Will the Model Eat Your Stack?
The haunting question facing every AI product team: what can you build today that won’t be subsumed by tomorrow’s model?
A good chunk of the first wave of AI-powered products got crushed by this dynamic. They invested significant efforts to build, tune, and test prompts against their specific domain. At the time (circa ChatGPT 3.5), models were powerful but picky. Endlessly tweaking prompts in your pet domain was worthwhile and enabled brand new applications.
But then the GPT-4 level models arrived and nailed many of these challenges with one casual prompt.
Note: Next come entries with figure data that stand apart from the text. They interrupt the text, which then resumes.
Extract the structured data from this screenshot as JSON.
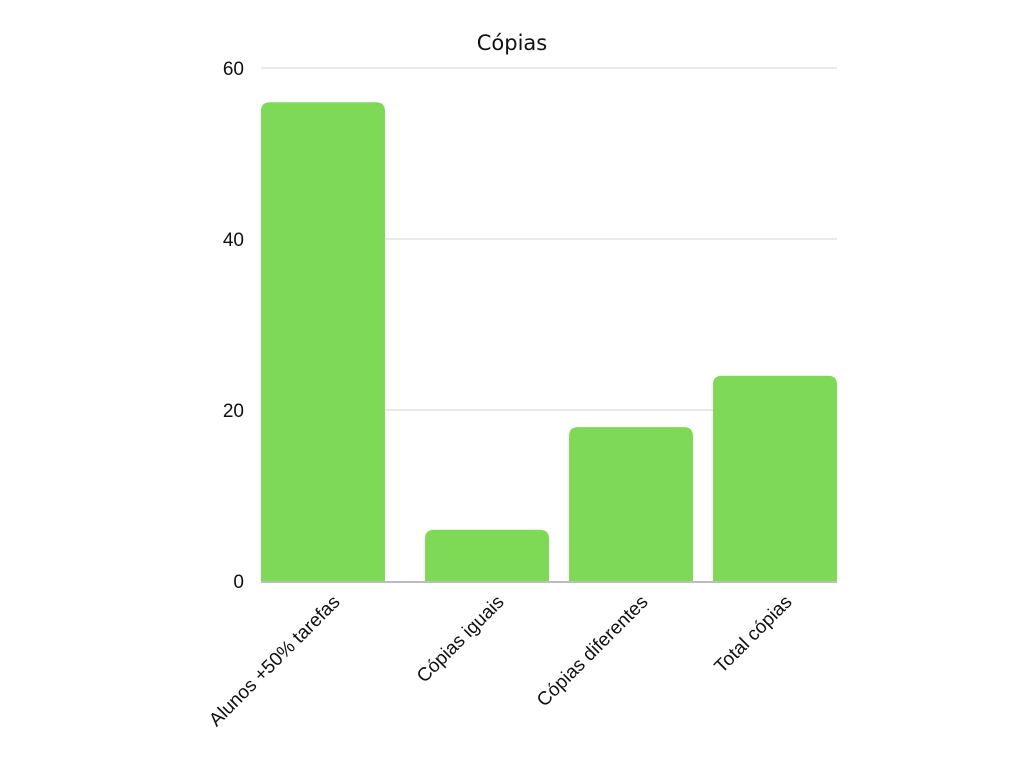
{
  "chart_data": {
    "type": "bar",
    "title": "Cópias",
    "xlabel": "",
    "ylabel": "",
    "categories": [
      "Alunos +50% tarefas",
      "Cópias iguais",
      "Cópias diferentes",
      "Total cópias"
    ],
    "values": [
      56,
      6,
      18,
      24
    ],
    "ylim": [
      0,
      60
    ],
    "yticks": [
      0,
      20,
      40,
      60
    ],
    "grid": true,
    "legend": "none",
    "colors": {
      "bar": "#7ed957",
      "grid": "#dcdcdc",
      "text": "#111111"
    }
  }
}
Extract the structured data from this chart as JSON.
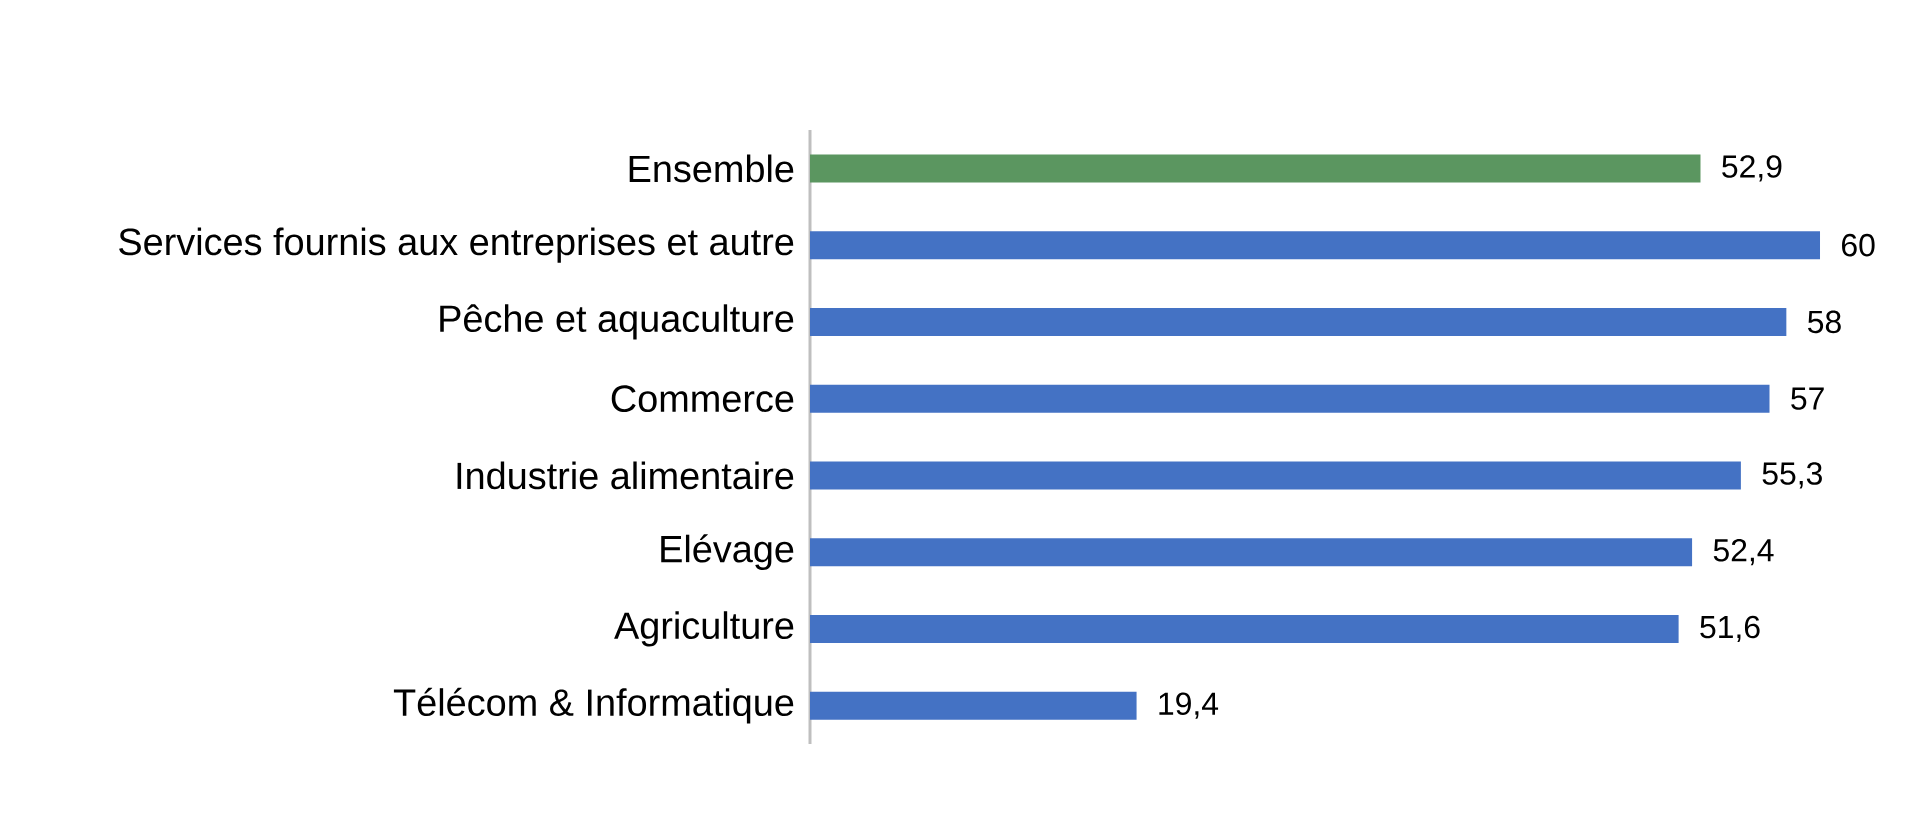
{
  "chart_data": {
    "type": "bar",
    "orientation": "horizontal",
    "categories": [
      "Ensemble",
      "Services fournis aux entreprises et autre",
      "Pêche et aquaculture",
      "Commerce",
      "Industrie alimentaire",
      "Elévage",
      "Agriculture",
      "Télécom & Informatique"
    ],
    "values": [
      52.9,
      60,
      58,
      57,
      55.3,
      52.4,
      51.6,
      19.4
    ],
    "value_labels": [
      "52,9",
      "60",
      "58",
      "57",
      "55,3",
      "52,4",
      "51,6",
      "19,4"
    ],
    "colors": [
      "#5b9660",
      "#4472c4",
      "#4472c4",
      "#4472c4",
      "#4472c4",
      "#4472c4",
      "#4472c4",
      "#4472c4"
    ]
  }
}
On last week’s episode of Hard Fork, Google DeepMind lead Demis Hassabis detailed this challenge while discussing AI-powered product development:
One of the challenges of this space is that the underlying tech is moving unbelievably fast. That’s quite different even from the other big revolutionary techs – internet and mobile. At some point you’d get some stabilization of the tech stack so then the focus can be on product or exploiting that tech stack.
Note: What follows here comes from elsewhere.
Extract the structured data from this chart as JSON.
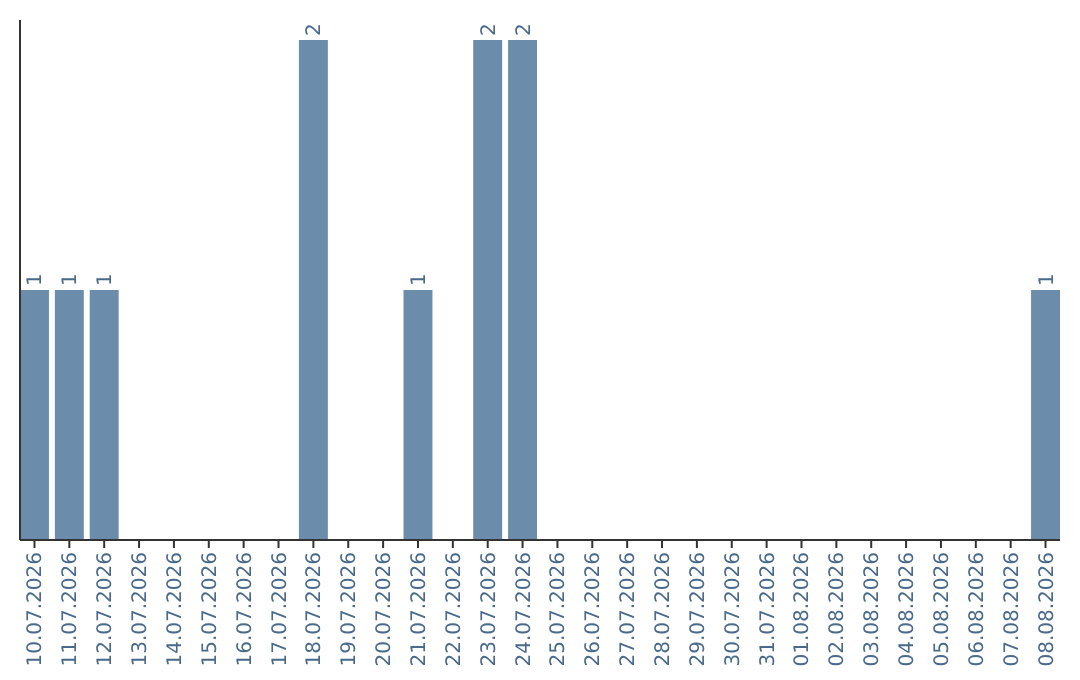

What we’ve got here, which I think is very unusual but also quite exciting from a researcher perspective, is that the tech stack is evolving incredibly fast… So I think that makes it uniquely challenging on the product side, not just for us, at Google and Deep Mind, but for startups… anyone really. For any company, small and large, what do you bet on right now when that could be 100% better in a year? You’ve got this interesting thing where you need fairly deeply technical product people – designers and managers – in order to sort of intercept where the technology is in maybe in a year.
Startups, at least, have an advantage over larger companies like Google in that they can ship products in less than a year (thanks, AI-assisted coding!), allowing them to build on the current state of available models.
The timeline they do need to worry about is what we’ll call the “Subsumption Window”: the time between a product’s launch and the moment when a future model can replicate the product’s core functionality, out of the box.
This is a weird tension because building the product gets easier as the models improve.
Lovable, an AI-powered app-building tool, saw “most” of its LLM errors wiped out by Anthropic’s new Claude 4. Which is great for them, but also for their competitors.
At the moment, I think the best approach is two-fold.
First, consider your whole stack around the model – the fine-tuning, tools, prompts, infrastructure, data, UI, etc. – and focus on one or two components that are more resistant to subsumption by the model. UI and data are the usual front runners, but there are plenty of problems where out-of-the-box models either fail or are much too slow. In these cases, you can bet on longer subsumption windows and start fine-tuning or prompting (but even then: data is king).
Second, once you’re in a market and have found traction, take stock of the current state of AI and reassess your subsumption window. If the models are eating your stack, start work on the next hard challenge and begin establishing a new window.